I wasn’t sure how I wanted to deal with each type of control. I came up with three approaches, and then looked at unweighted, non-rarefied ordination plots (PCoA) to watch how my axes changed based on important components (factors). What follows is a narrative summarize of what I did, but I included the R script of my phyloseq package workflow and workaround on GitHub.
“In microbial ecology, preprints are posted on late November nights. The foreboding atmosphere of conflated factors makes everyone uneasy.”
Ordination plots visualize lots of complex communities together. In both ordination figures below, each point on the graph represents a dust sample from one house. They are clustered by community distance: those closer together on the plot have a more similar community than points which are further away from each other. The points are shaped by the location of the samples, including Bend, Eugene, Portland, along with a few pilot samples labeled “Out”, and negative controls which have no location (not pictured but listed as NA). The points are colored by DNA extraction batch.
Approach 1: Subtraction + outright removal
This approach subsets my data into DNA extraction batches, and then uses the number of sequences found in the negative controls to subtract out sequences from my dust samples. This assumes that if a particular sequence showed up 10 times in my negative control, but 50 times in my dust samples, that only 40 of those in my dust sample were real. For each of my DNA extraction batch negative control samples, I obtained the sum of each potential contaminant that I found there, and then subtracted those sums from the same sequence columns in my dust samples.
Approach 2: Total Removal
This approach removes any contaminant sequences that is found in ANY of the negative controls from ALL the house samples, regardless of which negative control was for which extraction batch. This approach assumes that if it a sequence was found as a contaminant in a negative control somewhere, that it is a contaminant everywhere.
Additionally, I don’t favor throwing sequences out just because they were a contaminant somewhere, particularly for dust samples. Contamination can be situational, particularly if a microbe is found in the local air or water supply and would be legitimately found in house dust but would have also accidentally gotten into the extraction process.

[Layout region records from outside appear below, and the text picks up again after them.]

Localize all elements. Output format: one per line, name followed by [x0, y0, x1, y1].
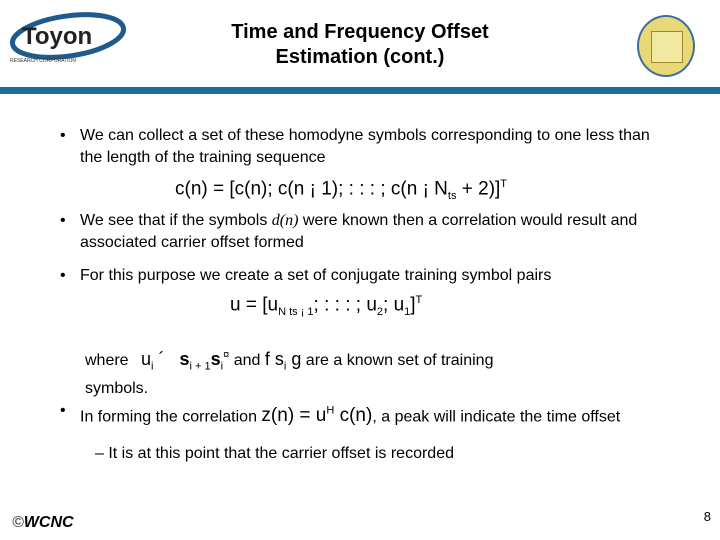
text-fragment: T — [415, 294, 423, 306]
text-fragment: RESEARCH CORPORATION — [10, 58, 77, 64]
text-fragment: 2 — [376, 306, 384, 319]
bullet-4-text — [80, 400, 660, 428]
text-fragment: • — [60, 267, 66, 284]
text-fragment: i — [220, 360, 224, 373]
text-fragment — [141, 349, 230, 373]
text-fragment: © — [12, 514, 24, 531]
text-fragment: i + 1 — [189, 360, 211, 373]
equation-u-vector — [230, 294, 422, 318]
equation-c-vector — [175, 178, 507, 202]
text-fragment: • — [60, 402, 66, 419]
text-fragment: were known then a correlation would result and associated carrier offset formed — [80, 212, 638, 251]
text-fragment: ; u — [383, 294, 405, 316]
header-divider — [0, 87, 720, 94]
text-fragment: • — [60, 212, 66, 229]
seal-emblem — [651, 31, 683, 63]
text-fragment: c(n) = [c(n); c(n ¡ 1); : : : ; c(n ¡ N — [175, 178, 448, 200]
equation-correlation — [261, 405, 372, 426]
text-fragment: ] — [410, 294, 416, 316]
university-seal-logo — [637, 15, 695, 77]
sub-bullet — [95, 443, 655, 465]
bullet-1 — [60, 125, 660, 169]
text-fragment: T — [500, 178, 508, 190]
text-fragment: ´ — [158, 349, 165, 369]
text-fragment: – — [95, 445, 109, 462]
text-fragment: c(n) — [334, 405, 373, 427]
wcnc-logo — [12, 514, 74, 532]
text-fragment: u — [141, 349, 152, 369]
toyon-logo — [8, 12, 126, 64]
bullet-2-text — [80, 210, 660, 254]
text-fragment: Toyon — [22, 23, 93, 50]
text-fragment: d(n) — [271, 212, 299, 229]
text-fragment: i — [151, 360, 154, 373]
text-fragment: z(n) = u — [261, 405, 327, 427]
text-fragment: In forming the correlation — [80, 408, 262, 426]
text-fragment: , a peak will indicate the time offset — [372, 408, 621, 426]
text-fragment: ; : : : ; u — [313, 294, 377, 316]
where-paragraph — [85, 344, 645, 400]
text-fragment: i — [283, 360, 287, 373]
text-fragment: WCNC — [23, 514, 74, 531]
text-fragment: H — [326, 405, 335, 417]
text-fragment: ¤ — [223, 349, 230, 361]
page-number: 8 — [703, 509, 711, 524]
where-line-2: symbols. — [85, 379, 149, 397]
text-fragment: and — [233, 352, 261, 369]
text-fragment: s — [179, 349, 190, 369]
text-fragment: We see that if the symbols — [80, 212, 272, 229]
title-line-1: Time and Frequency Offset — [231, 21, 489, 43]
bullet-4 — [60, 400, 660, 428]
text-fragment: f s — [264, 349, 284, 369]
bullet-1-text: We can collect a set of these homodyne symbols corresponding to one less than the length of the training sequence — [80, 127, 650, 166]
text-fragment: ts — [447, 190, 457, 203]
text-fragment — [264, 349, 302, 373]
text-fragment: g — [286, 349, 302, 369]
bullet-3-text: For this purpose we create a set of conjugate training symbol pairs — [80, 267, 552, 284]
text-fragment: are a known set of training — [305, 352, 494, 369]
text-fragment: + 2)] — [456, 178, 501, 200]
text-fragment: It is at this point that the carrier offset is recorded — [108, 445, 454, 462]
text-fragment: u = [u — [230, 294, 279, 316]
title-line-2: Estimation (cont.) — [275, 46, 445, 68]
bullet-2 — [60, 210, 660, 254]
slide-title — [150, 20, 570, 70]
text-fragment: • — [60, 127, 66, 144]
text-fragment: s — [210, 349, 221, 369]
text-fragment: where — [85, 352, 129, 369]
text-fragment: N ts ¡ 1 — [278, 306, 314, 319]
text-fragment: 1 — [404, 306, 411, 319]
bullet-3 — [60, 265, 660, 287]
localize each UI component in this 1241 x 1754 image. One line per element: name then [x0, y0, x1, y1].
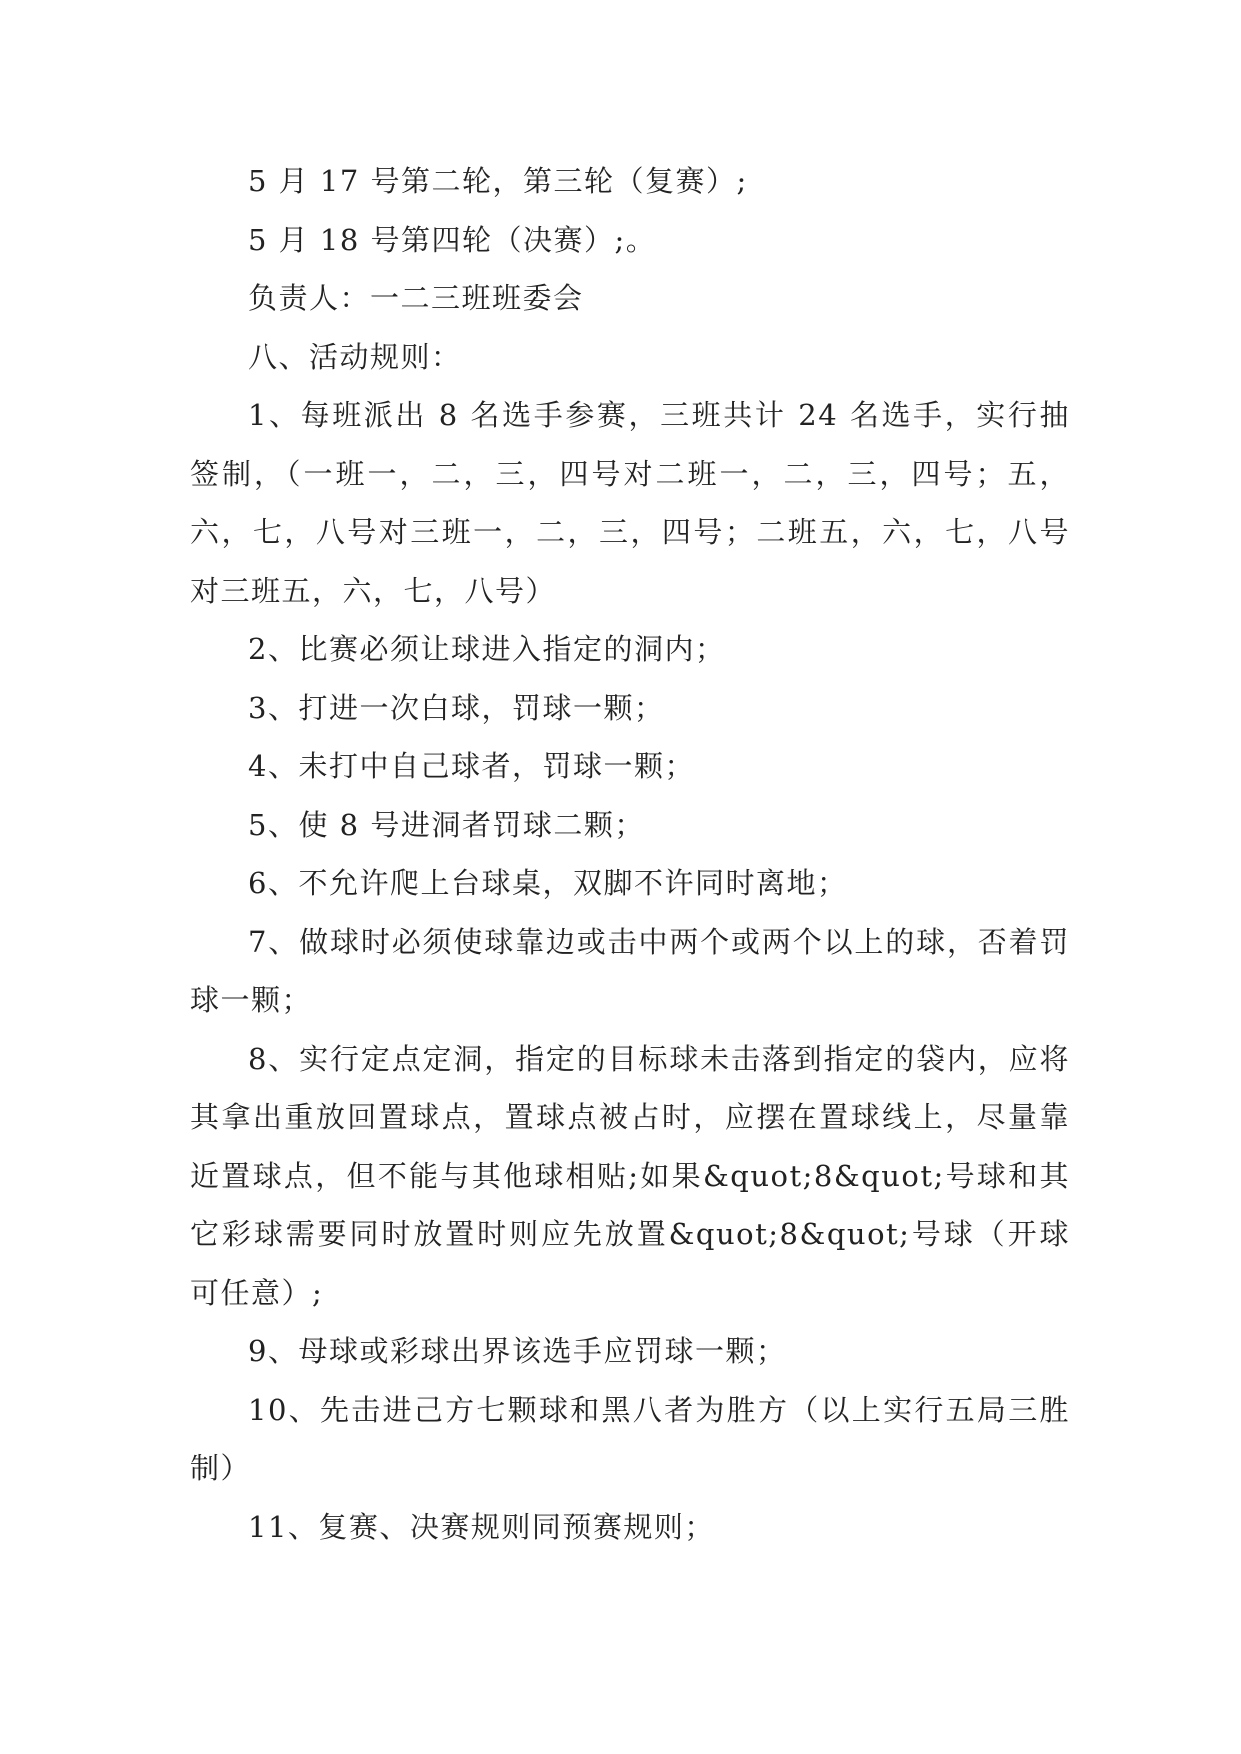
rule-2: 2、比赛必须让球进入指定的洞内； [248, 632, 726, 666]
rule-3: 3、打进一次白球，罚球一颗； [248, 690, 665, 725]
responsible-party: 负责人：一二三班班委会 [248, 281, 584, 315]
rule-9: 9、母球或彩球出界该选手应罚球一颗； [248, 1334, 787, 1368]
rule-1: 1、每班派出 8 名选手参赛，三班共计 24 名选手，实行抽签制，（一班一，二，三，四号对二班一，二，三，四号；五，六，七，八号对三班一，二，三，四号；二班五，六，七，八号对三班五，六，七，八号） [190, 398, 1070, 608]
rule-6: 6、不允许爬上台球桌，双脚不许同时离地； [248, 866, 848, 900]
schedule-line-may-17: 5 月 17 号第二轮，第三轮（复赛）; [248, 164, 748, 198]
document-page [190, 152, 1070, 1556]
rule-4: 4、未打中自己球者，罚球一颗； [248, 749, 695, 783]
rule-11: 11、复赛、决赛规则同预赛规则； [248, 1509, 715, 1544]
rule-7: 7、做球时必须使球靠边或击中两个或两个以上的球，否着罚球一颗； [190, 924, 1070, 1017]
section-heading-rules: 八、活动规则： [248, 339, 462, 374]
schedule-line-may-18: 5 月 18 号第四轮（决赛）;。 [248, 222, 657, 257]
rule-5: 5、使 8 号进洞者罚球二颗； [248, 807, 645, 842]
rule-8: 8、实行定点定洞，指定的目标球未击落到指定的袋内，应将其拿出重放回置球点，置球点被占时，应摆在置球线上，尽量靠近置球点，但不能与其他球相贴;如果&quot;8&quot;号球和其它彩球需要同时放置时则应先放置&quot;8&quot;号球（开球可任意）; [190, 1041, 1070, 1310]
rule-10: 10、先击进己方七颗球和黑八者为胜方（以上实行五局三胜制） [190, 1392, 1070, 1485]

Approach 3: “To each its own”
This approach removes all the sequences from PCR and swab contaminant SVs fully from each cohort, respectively, and removes extraction kit contaminants fully from each DNA extraction batch, respectively. I took all the sequences of the SVs found in my dust samples and made them into a vector (list), and then I took all the sequences of the SVs found in my controls and made them into a different vector. I effectively subtracted out the contaminant SVs by name, but asking to find the sequences which were different between my two lists (thus returning the sequences which were in my dust samples but not in my control samples). I did this respective to each sequencing cohort and batch, so that I only remove the pertinent sequences (ex. using kit control 1 to subtract from DNA extraction batch 1).
Unlike its namesake, this tale has a happier ending.